Le parrain corse, le repenti et la communicante
Le Monde 03/2018
Sa silhouette, toujours dans l’ombre des puissants pris dans les tourments médiatico-judiciaires, n’est pas passée inaperçue à la cour d’assises d’Aix-en-Provence, en cette mi-février. Anne Hommel, dirigeante et fondatrice de la société de communication Majorelle, connue pour avoir conseillé Dominique Strauss-Kahn, Jérôme Cahuzac ou l’oligarque russe Dmitri Rybolovlev, avait une fois de plus les intérêts d’un homme de pouvoir à défendre.
Un homme au profil assez éloigné des clients qu’elle a l’habitude d’accompagner : présenté par la police judiciaire comme le parrain de l’équipe dite du Petit Bar (dont certains membres ont déjà été condamnés pour extorsion, trafic de stupéfiant ou tentative d’assassinat), exerçant son emprise mafieuse sur la région d’Ajaccio et au-delà, et accusé d’avoir commandité l’assassinat d’Antoine Nivaggioni, un ancien nationaliste corse reconverti dans les affaires.

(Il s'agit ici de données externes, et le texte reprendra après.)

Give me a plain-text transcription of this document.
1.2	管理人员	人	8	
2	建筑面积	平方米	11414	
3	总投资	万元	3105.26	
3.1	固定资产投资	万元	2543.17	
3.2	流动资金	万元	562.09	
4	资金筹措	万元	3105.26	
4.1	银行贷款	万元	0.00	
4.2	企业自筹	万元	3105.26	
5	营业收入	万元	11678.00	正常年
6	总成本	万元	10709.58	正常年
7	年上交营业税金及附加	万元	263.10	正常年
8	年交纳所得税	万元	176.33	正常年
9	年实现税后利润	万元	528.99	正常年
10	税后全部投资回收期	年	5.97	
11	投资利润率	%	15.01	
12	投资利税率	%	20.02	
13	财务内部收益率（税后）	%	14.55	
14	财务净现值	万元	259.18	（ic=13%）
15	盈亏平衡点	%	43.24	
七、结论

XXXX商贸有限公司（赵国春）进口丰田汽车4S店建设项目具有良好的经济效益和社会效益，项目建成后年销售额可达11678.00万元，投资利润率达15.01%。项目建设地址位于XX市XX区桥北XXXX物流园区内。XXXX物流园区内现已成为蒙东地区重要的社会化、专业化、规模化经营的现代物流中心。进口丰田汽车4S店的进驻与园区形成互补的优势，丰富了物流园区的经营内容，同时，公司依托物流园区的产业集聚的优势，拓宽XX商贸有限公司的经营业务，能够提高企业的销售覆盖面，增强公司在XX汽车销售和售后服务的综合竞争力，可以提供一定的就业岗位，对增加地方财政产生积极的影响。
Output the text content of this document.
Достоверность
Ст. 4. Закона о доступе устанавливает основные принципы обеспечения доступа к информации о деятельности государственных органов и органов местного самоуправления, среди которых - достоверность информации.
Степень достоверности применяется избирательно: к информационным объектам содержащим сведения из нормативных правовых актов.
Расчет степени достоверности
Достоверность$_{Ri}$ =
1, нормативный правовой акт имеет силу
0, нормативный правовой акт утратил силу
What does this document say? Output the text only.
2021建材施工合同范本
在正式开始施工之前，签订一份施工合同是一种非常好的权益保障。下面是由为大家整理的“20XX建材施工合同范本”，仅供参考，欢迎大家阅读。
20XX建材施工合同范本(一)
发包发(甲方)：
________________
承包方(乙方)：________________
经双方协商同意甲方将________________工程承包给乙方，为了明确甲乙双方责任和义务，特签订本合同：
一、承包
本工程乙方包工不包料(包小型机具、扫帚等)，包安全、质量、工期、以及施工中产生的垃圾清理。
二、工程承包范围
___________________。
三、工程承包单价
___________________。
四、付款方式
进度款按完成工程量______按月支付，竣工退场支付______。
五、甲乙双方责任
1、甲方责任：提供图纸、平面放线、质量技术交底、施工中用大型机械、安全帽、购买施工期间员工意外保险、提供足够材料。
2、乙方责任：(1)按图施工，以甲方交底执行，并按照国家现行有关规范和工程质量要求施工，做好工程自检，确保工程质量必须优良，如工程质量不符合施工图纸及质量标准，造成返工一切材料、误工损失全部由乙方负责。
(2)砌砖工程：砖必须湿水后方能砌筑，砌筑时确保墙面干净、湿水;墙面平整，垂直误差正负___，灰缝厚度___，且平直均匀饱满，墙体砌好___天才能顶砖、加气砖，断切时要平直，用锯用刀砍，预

Déjà défendu par Pascal Garbarini et Emmanuel Marsigny, deux avocats pénalistes expérimentés, Jacques Santoni, 40 ans, a décidé de s’adjoindre les conseils d’une communicante, dessinant encore un peu plus en creux l’envergure qu’il a pris ces dernières années. Ce partenariat surprenant signe aussi une évolution chez les professionnels de la communication judiciaire qui se gardaient bien jusque-là de prendre le risque d’être associés à des figures du crime organisé.
S’agissait-il, comme l’explique le site de l’entreprise Majorelle dans la présentation de ses missions de lui faire « bénéficier d’un accompagnement de qualité pour ses relations avec la presse » ? Contactée par Le Monde, Anne Hommel n’a pas donné suite. Selon nos informations, la communicante s’est activée auprès de plusieurs médias pour faire valoir les arguments de la défense avant l’ouverture du procès après avoir rencontré Jacques Santoni pour mettre au point une stratégie. Il s’agissait, par exemple, d’insister sur le parcours de la victime qui entretenait aussi bien des liens avec les milieux nationalistes ou affairistes qu’avec la police.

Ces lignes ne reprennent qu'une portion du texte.